KabarDermayu.com – Upaya pemerintah dalam menekan biaya kebutuhan pokok bagi masyarakat terus dilakukan, salah satunya melalui sektor inovasi riset. Badan Riset dan Inovasi Nasional (BRIN) baru-baru ini mencuri perhatian publik dengan memamerkan produk alas kaki hasil pengembangan mandiri yang dibanderol dengan harga sangat terjangkau, yakni mulai dari Rp75 ribuan.
Inovasi ini lahir sebagai bentuk respon cepat atas instruksi Presiden Prabowo Subianto. Kepala BRIN, Arif Satria, mengungkapkan bahwa Presiden secara khusus meminta lembaga riset negara tersebut untuk menciptakan solusi atas tingginya harga Sepatu yang menjadi beban bagi sebagian orang tua siswa.
Teknologi Bahan Karet untuk Efisiensi
Produk sepatu ini dikembangkan oleh tim peneliti BRIN di fasilitas riset Serpong. Pemilihan material menjadi kunci utama dalam menjaga efisiensi produksi.

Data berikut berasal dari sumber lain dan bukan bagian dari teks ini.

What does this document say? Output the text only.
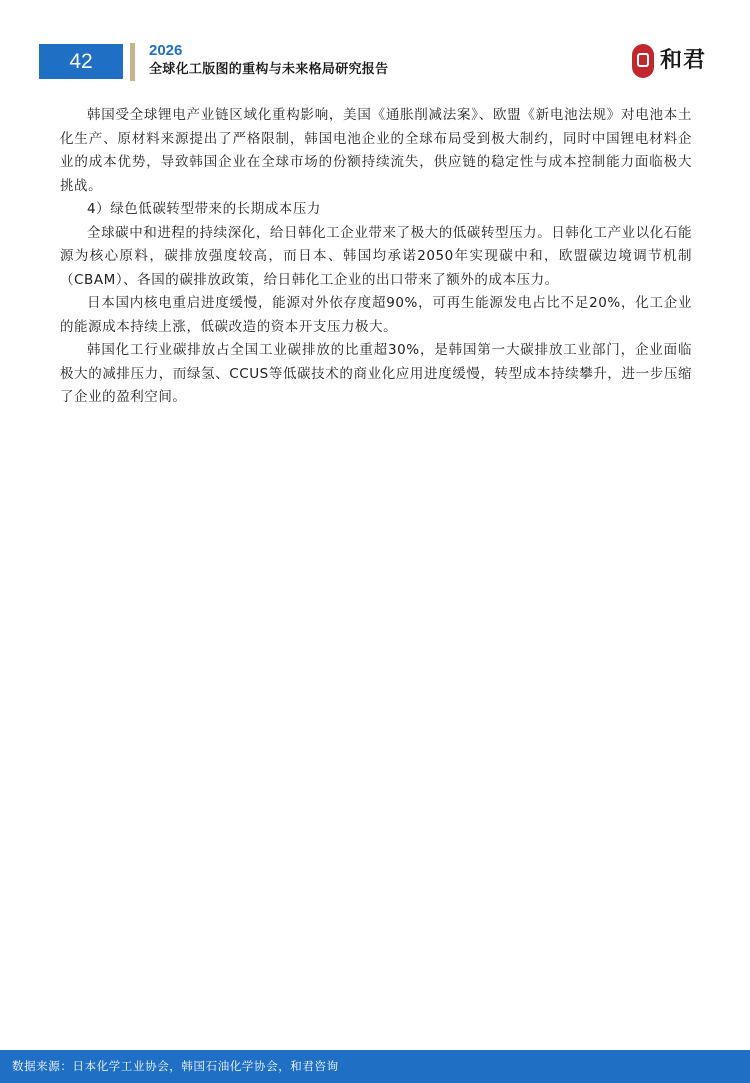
42	2026
全球化工版图的重构与未来格局研究报告	和君

韩国受全球锂电产业链区域化重构影响，美国《通胀削减法案》、欧盟《新电池法规》对电池本土化生产、原材料来源提出了严格限制，韩国电池企业的全球布局受到极大制约，同时中国锂电材料企业的成本优势，导致韩国企业在全球市场的份额持续流失，供应链的稳定性与成本控制能力面临极大挑战。

4）绿色低碳转型带来的长期成本压力

全球碳中和进程的持续深化，给日韩化工企业带来了极大的低碳转型压力。日韩化工产业以化石能源为核心原料，碳排放强度较高，而日本、韩国均承诺2050年实现碳中和，欧盟碳边境调节机制（CBAM）、各国的碳排放政策，给日韩化工企业的出口带来了额外的成本压力。

日本国内核电重启进度缓慢，能源对外依存度超90%，可再生能源发电占比不足20%，化工企业的能源成本持续上涨，低碳改造的资本开支压力极大。

韩国化工行业碳排放占全国工业碳排放的比重超30%，是韩国第一大碳排放工业部门，企业面临极大的减排压力，而绿氢、CCUS等低碳技术的商业化应用进度缓慢，转型成本持续攀升，进一步压缩了企业的盈利空间。

数据来源：日本化学工业协会，韩国石油化学协会，和君咨询
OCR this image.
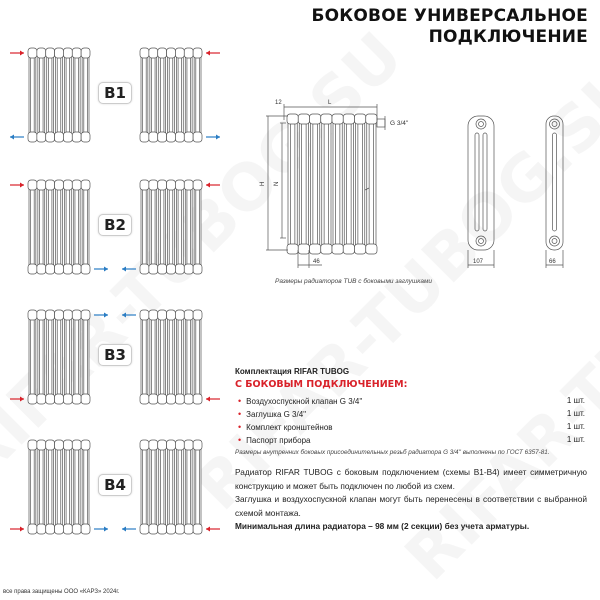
БОКОВОЕ УНИВЕРСАЛЬНОЕ
ПОДКЛЮЧЕНИЕ
B1
B2
B3
B4
12	L
G 3/4''
H N
46	107	66
Размеры радиаторов TUB с боковыми заглушками
Комплектация RIFAR TUBOG
С БОКОВЫМ ПОДКЛЮЧЕНИЕМ:
• Воздухоспускной клапан G 3/4''	1 шт.
• Заглушка G 3/4''	1 шт.
• Комплект кронштейнов	1 шт.
• Паспорт прибора	1 шт.
Размеры внутренних боковых присоединительных резьб радиатора G 3/4'' выполнены по ГОСТ 6357-81.

Радиатор RIFAR TUBOG с боковым подключением (схемы В1-В4) имеет симметричную конструкцию и может быть подключен по любой из схем.

Заглушка и воздухоспускной клапан могут быть перенесены в соответствии с выбранной схемой монтажа.

Минимальная длина радиатора – 98 мм (2 секции) без учета арматуры.

все права защищены ООО «КАРЗ» 2024г.
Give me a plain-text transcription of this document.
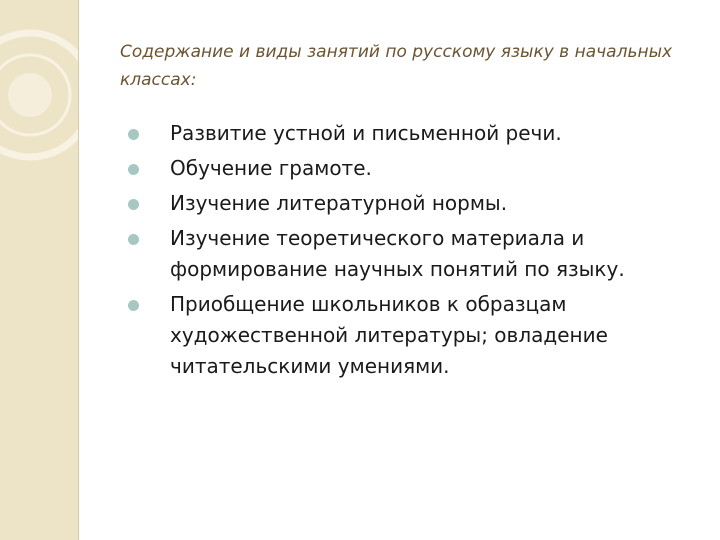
Содержание и виды занятий по русскому языку в начальных классах:
Развитие устной и письменной речи.
Обучение грамоте.
Изучение литературной нормы.
Изучение теоретического материала и формирование научных понятий по языку.
Приобщение школьников к образцам художественной литературы; овладение читательскими умениями.
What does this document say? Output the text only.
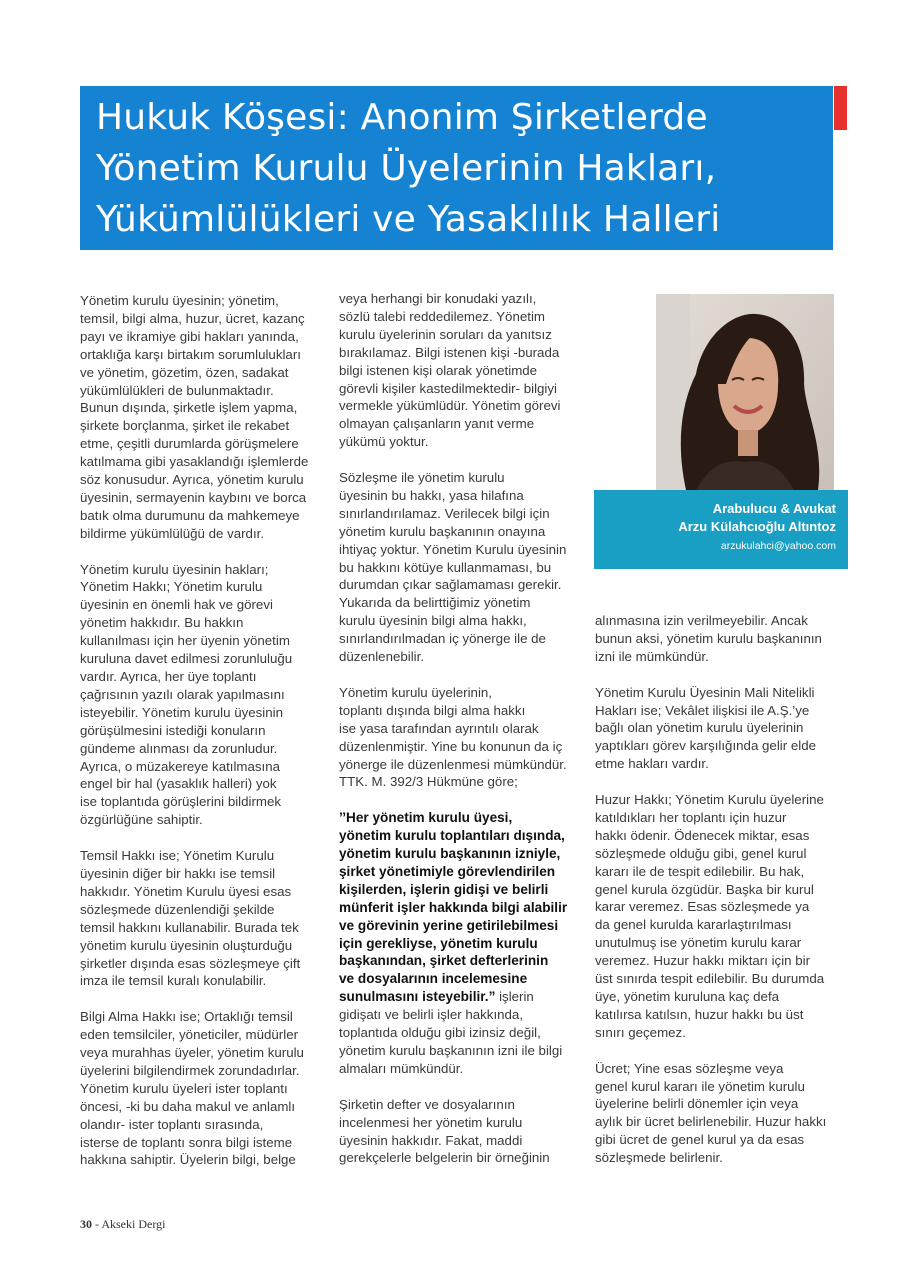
Hukuk Köşesi: Anonim Şirketlerde
Yönetim Kurulu Üyelerinin Hakları,
Yükümlülükleri ve Yasaklılık Halleri

Yönetim kurulu üyesinin; yönetim,
temsil, bilgi alma, huzur, ücret, kazanç
payı ve ikramiye gibi hakları yanında,
ortaklığa karşı birtakım sorumlulukları
ve yönetim, gözetim, özen, sadakat
yükümlülükleri de bulunmaktadır.
Bunun dışında, şirketle işlem yapma,
şirkete borçlanma, şirket ile rekabet
etme, çeşitli durumlarda görüşmelere
katılmama gibi yasaklandığı işlemlerde
söz konusudur. Ayrıca, yönetim kurulu
üyesinin, sermayenin kaybını ve borca
batık olma durumunu da mahkemeye
bildirme yükümlülüğü de vardır.

Yönetim kurulu üyesinin hakları;
Yönetim Hakkı; Yönetim kurulu
üyesinin en önemli hak ve görevi
yönetim hakkıdır. Bu hakkın
kullanılması için her üyenin yönetim
kuruluna davet edilmesi zorunluluğu
vardır. Ayrıca, her üye toplantı
çağrısının yazılı olarak yapılmasını
isteyebilir. Yönetim kurulu üyesinin
görüşülmesini istediği konuların
gündeme alınması da zorunludur.
Ayrıca, o müzakereye katılmasına
engel bir hal (yasaklık halleri) yok
ise toplantıda görüşlerini bildirmek
özgürlüğüne sahiptir.

Temsil Hakkı ise; Yönetim Kurulu
üyesinin diğer bir hakkı ise temsil
hakkıdır. Yönetim Kurulu üyesi esas
sözleşmede düzenlendiği şekilde
temsil hakkını kullanabilir. Burada tek
yönetim kurulu üyesinin oluşturduğu
şirketler dışında esas sözleşmeye çift
imza ile temsil kuralı konulabilir.

Bilgi Alma Hakkı ise; Ortaklığı temsil
eden temsilciler, yöneticiler, müdürler
veya murahhas üyeler, yönetim kurulu
üyelerini bilgilendirmek zorundadırlar.
Yönetim kurulu üyeleri ister toplantı
öncesi, -ki bu daha makul ve anlamlı
olandır- ister toplantı sırasında,
isterse de toplantı sonra bilgi isteme
hakkına sahiptir. Üyelerin bilgi, belge

veya herhangi bir konudaki yazılı,
sözlü talebi reddedilemez. Yönetim
kurulu üyelerinin soruları da yanıtsız
bırakılamaz. Bilgi istenen kişi -burada
bilgi istenen kişi olarak yönetimde
görevli kişiler kastedilmektedir- bilgiyi
vermekle yükümlüdür. Yönetim görevi
olmayan çalışanların yanıt verme
yükümü yoktur.

Sözleşme ile yönetim kurulu
üyesinin bu hakkı, yasa hilafına
sınırlandırılamaz. Verilecek bilgi için
yönetim kurulu başkanının onayına
ihtiyaç yoktur. Yönetim Kurulu üyesinin
bu hakkını kötüye kullanmaması, bu
durumdan çıkar sağlamaması gerekir.
Yukarıda da belirttiğimiz yönetim
kurulu üyesinin bilgi alma hakkı,
sınırlandırılmadan iç yönerge ile de
düzenlenebilir.

Yönetim kurulu üyelerinin,
toplantı dışında bilgi alma hakkı
ise yasa tarafından ayrıntılı olarak
düzenlenmiştir. Yine bu konunun da iç
yönerge ile düzenlenmesi mümkündür.
TTK. M. 392/3 Hükmüne göre;

’’Her yönetim kurulu üyesi,
yönetim kurulu toplantıları dışında,
yönetim kurulu başkanının izniyle,
şirket yönetimiyle görevlendirilen
kişilerden, işlerin gidişi ve belirli
münferit işler hakkında bilgi alabilir
ve görevinin yerine getirilebilmesi
için gerekliyse, yönetim kurulu
başkanından, şirket defterlerinin
ve dosyalarının incelemesine
sunulmasını isteyebilir.” işlerin
gidişatı ve belirli işler hakkında,
toplantıda olduğu gibi izinsiz değil,
yönetim kurulu başkanının izni ile bilgi
almaları mümkündür.

Şirketin defter ve dosyalarının
incelenmesi her yönetim kurulu
üyesinin hakkıdır. Fakat, maddi
gerekçelerle belgelerin bir örneğinin

Arabulucu & Avukat
Arzu Külahcıoğlu Altıntoz
arzukulahci@yahoo.com

alınmasına izin verilmeyebilir. Ancak
bunun aksi, yönetim kurulu başkanının
izni ile mümkündür.

Yönetim Kurulu Üyesinin Mali Nitelikli
Hakları ise; Vekâlet ilişkisi ile A.Ş.’ye
bağlı olan yönetim kurulu üyelerinin
yaptıkları görev karşılığında gelir elde
etme hakları vardır.

Huzur Hakkı; Yönetim Kurulu üyelerine
katıldıkları her toplantı için huzur
hakkı ödenir. Ödenecek miktar, esas
sözleşmede olduğu gibi, genel kurul
kararı ile de tespit edilebilir. Bu hak,
genel kurula özgüdür. Başka bir kurul
karar veremez. Esas sözleşmede ya
da genel kurulda kararlaştırılması
unutulmuş ise yönetim kurulu karar
veremez. Huzur hakkı miktarı için bir
üst sınırda tespit edilebilir. Bu durumda
üye, yönetim kuruluna kaç defa
katılırsa katılsın, huzur hakkı bu üst
sınırı geçemez.

Ücret; Yine esas sözleşme veya
genel kurul kararı ile yönetim kurulu
üyelerine belirli dönemler için veya
aylık bir ücret belirlenebilir. Huzur hakkı
gibi ücret de genel kurul ya da esas
sözleşmede belirlenir.

30 - Akseki Dergi
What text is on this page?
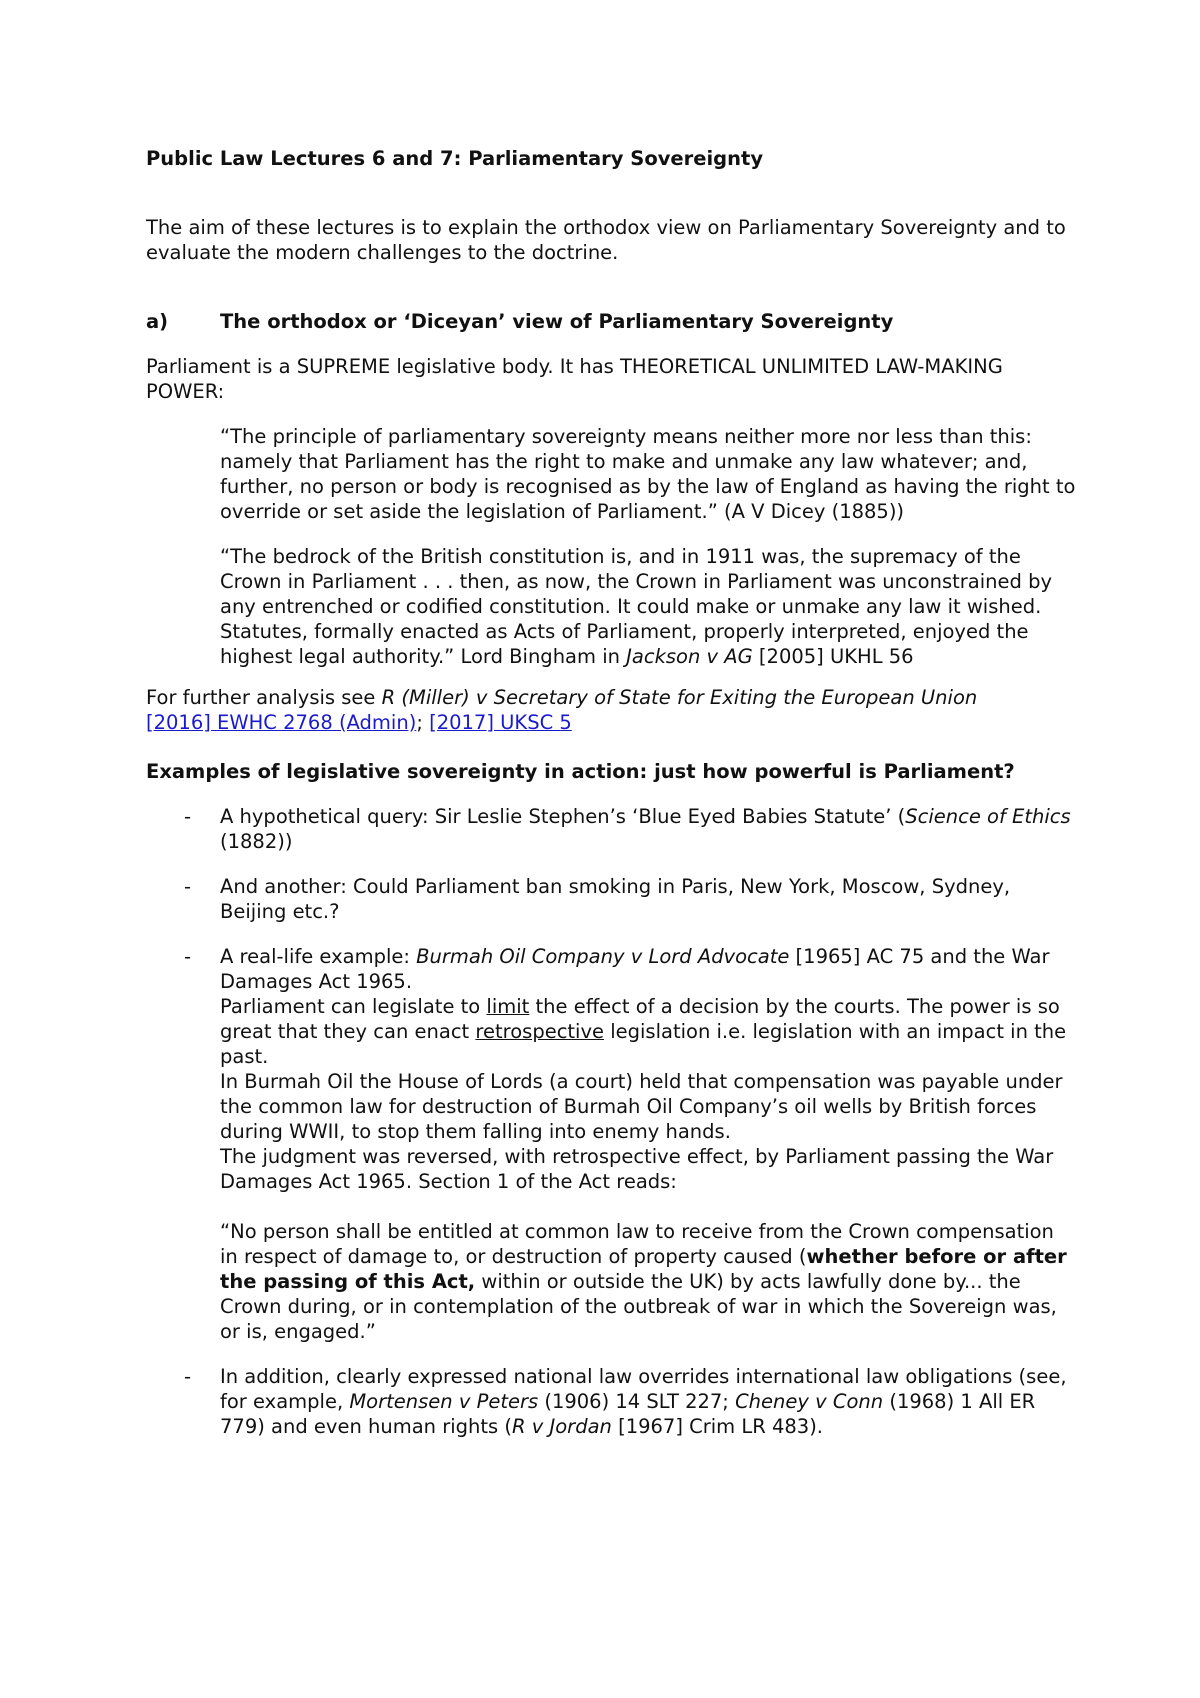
Public Law Lectures 6 and 7: Parliamentary Sovereignty

The aim of these lectures is to explain the orthodox view on Parliamentary Sovereignty and to evaluate the modern challenges to the doctrine.

a)	The orthodox or ‘Diceyan’ view of Parliamentary Sovereignty

Parliament is a SUPREME legislative body. It has THEORETICAL UNLIMITED LAW-MAKING POWER:

“The principle of parliamentary sovereignty means neither more nor less than this: namely that Parliament has the right to make and unmake any law whatever; and, further, no person or body is recognised as by the law of England as having the right to override or set aside the legislation of Parliament.” (A V Dicey (1885))

“The bedrock of the British constitution is, and in 1911 was, the supremacy of the Crown in Parliament . . . then, as now, the Crown in Parliament was unconstrained by any entrenched or codified constitution. It could make or unmake any law it wished. Statutes, formally enacted as Acts of Parliament, properly interpreted, enjoyed the highest legal authority.” Lord Bingham in Jackson v AG [2005] UKHL 56

For further analysis see R (Miller) v Secretary of State for Exiting the European Union
[2016] EWHC 2768 (Admin); [2017] UKSC 5

Examples of legislative sovereignty in action: just how powerful is Parliament?

-	A hypothetical query: Sir Leslie Stephen’s ‘Blue Eyed Babies Statute’ (Science of Ethics (1882))
-	And another: Could Parliament ban smoking in Paris, New York, Moscow, Sydney, Beijing etc.?
-	A real-life example: Burmah Oil Company v Lord Advocate [1965] AC 75 and the War Damages Act 1965.
Parliament can legislate to limit the effect of a decision by the courts. The power is so great that they can enact retrospective legislation i.e. legislation with an impact in the past.
In Burmah Oil the House of Lords (a court) held that compensation was payable under the common law for destruction of Burmah Oil Company’s oil wells by British forces during WWII, to stop them falling into enemy hands.
The judgment was reversed, with retrospective effect, by Parliament passing the War Damages Act 1965. Section 1 of the Act reads:
“No person shall be entitled at common law to receive from the Crown compensation in respect of damage to, or destruction of property caused (whether before or after the passing of this Act, within or outside the UK) by acts lawfully done by... the Crown during, or in contemplation of the outbreak of war in which the Sovereign was, or is, engaged.”
-	In addition, clearly expressed national law overrides international law obligations (see, for example, Mortensen v Peters (1906) 14 SLT 227; Cheney v Conn (1968) 1 All ER 779) and even human rights (R v Jordan [1967] Crim LR 483).
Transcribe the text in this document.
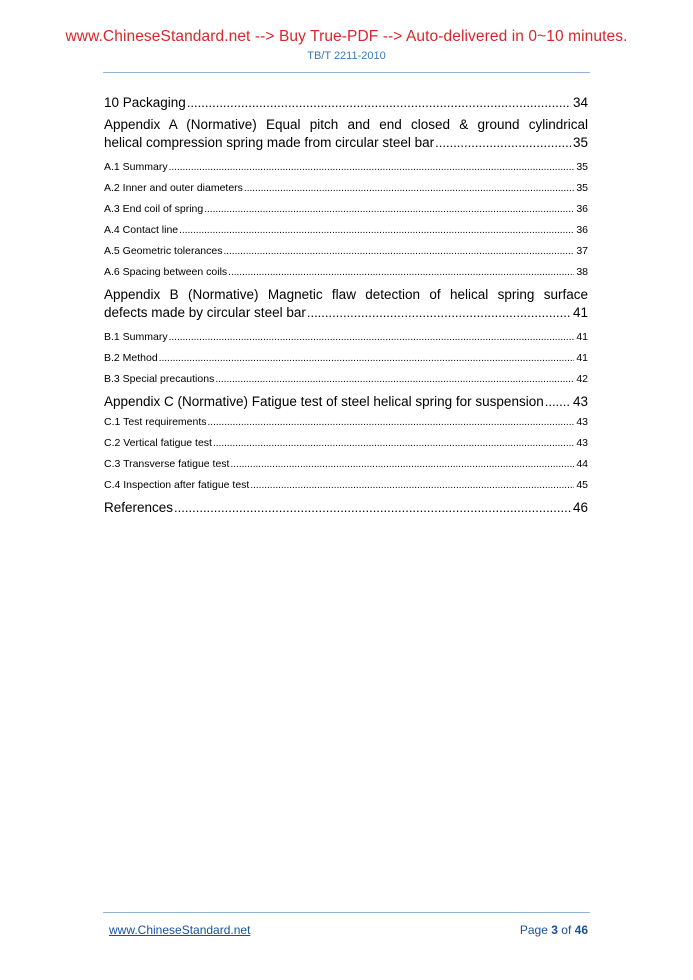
www.ChineseStandard.net --> Buy True-PDF --> Auto-delivered in 0~10 minutes.
TB/T 2211-2010
10 Packaging .....	34
Appendix A (Normative) Equal pitch and end closed & ground cylindrical
helical compression spring made from circular steel bar .....	35
A.1 Summary .....	35
A.2 Inner and outer diameters .....	35
A.3 End coil of spring .....	36
A.4 Contact line .....	36
A.5 Geometric tolerances .....	37
A.6 Spacing between coils .....	38
Appendix B (Normative) Magnetic flaw detection of helical spring surface
defects made by circular steel bar .....	41
B.1 Summary .....	41
B.2 Method .....	41
B.3 Special precautions .....	42
Appendix C (Normative) Fatigue test of steel helical spring for suspension ..... 43
C.1 Test requirements .....	43
C.2 Vertical fatigue test .....	43
C.3 Transverse fatigue test .....	44
C.4 Inspection after fatigue test .....	45
References .....	46
www.ChineseStandard.net	Page 3 of 46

Seluruh bagian sepatu dibuat menggunakan bahan karet berkualitas yang dirancang sedemikian rupa agar tetap nyaman saat digunakan namun tetap memiliki durabilitas yang baik.
Arif Satria menjelaskan bahwa penggunaan material karet memungkinkan biaya produksi ditekan secara signifikan. Inilah yang menjadi alasan utama mengapa harga jualnya mampu berada di bawah angka Rp80 ribu per pasang.
“Ini semuanya dari karet, harga murah, kurang dari Rp80 ribu. Ini adalah produk lokal yang menjadi jawaban atas tantangan untuk menyelesaikan masalah kebutuhan sepatu bagi masyarakat,” ujar Arif di Kompleks Istana Kepresidenan, Jakarta, Kamis.
Variasi Model dan Target Distribusi
Meski mengedepankan harga murah, pihak BRIN tetap memperhatikan aspek estetika dan fungsionalitas. Saat ini, harga sepatu tersebut memang bervariasi tergantung pada desain, motif, serta jenis bahan tambahan yang digunakan dalam proses produksi.
- Model dasar dibanderol dengan harga kisaran Rp75 ribuan.
- Terdapat pula model premium dengan detail tambahan yang dijual di atas Rp100 ribu.
Secara fungsional, sepatu ini diklaim memiliki bobot yang sangat ringan dan nyaman untuk aktivitas harian. Arif bahkan sempat mengundang awak media untuk mencoba langsung kenyamanan alas kaki inovasi anak bangsa tersebut.
Dukungan untuk Program Sekolah Rakyat
Lebih dari sekadar produk komersial, sepatu ini diproyeksikan menjadi pendukung utama bagi program Sekolah Rakyat. BRIN menyadari bahwa akses pendidikan yang layak harus dibarengi dengan pemenuhan atribut sekolah yang terjangkau bagi para siswa dari keluarga prasejahtera.
Untuk mewujudkan hal tersebut dalam skala yang lebih luas, BRIN tidak akan memproduksi sepatu ini sendirian. Langkah strategis yang akan diambil adalah menggandeng mitra industri nasional agar inovasi ini dapat diproduksi secara massal.
Sinergi Peneliti dan Pemerintah
Demonstrasi produk sepatu ini dilakukan bertepatan dengan agenda pertemuan antara 150 peneliti BRIN dengan Presiden Prabowo Subianto di Istana Kepresidenan. Pertemuan tersebut menjadi momentum bagi para ilmuwan untuk memaparkan berbagai hasil riset yang aplikatif.
Diharapkan, kolaborasi antara kebijakan pemerintah dan hasil riset BRIN dapat terus melahirkan solusi-solusi taktis bagi persoalan nasional. Dengan adanya dukungan mitra industri, sepatu murah buatan BRIN ini diharapkan segera dapat didistribusikan secara masif ke berbagai daerah di Indonesia, membantu meringankan beban orang tua siswa dalam memenuhi kebutuhan perlengkapan sekolah putra-putrinya.
Langkah ini sekaligus menjadi bukti bahwa riset nasional tidak hanya berkutat pada teori, tetapi mampu menghasilkan produk nyata yang dirasakan langsung manfaatnya oleh masyarakat luas di tingkat akar rumput.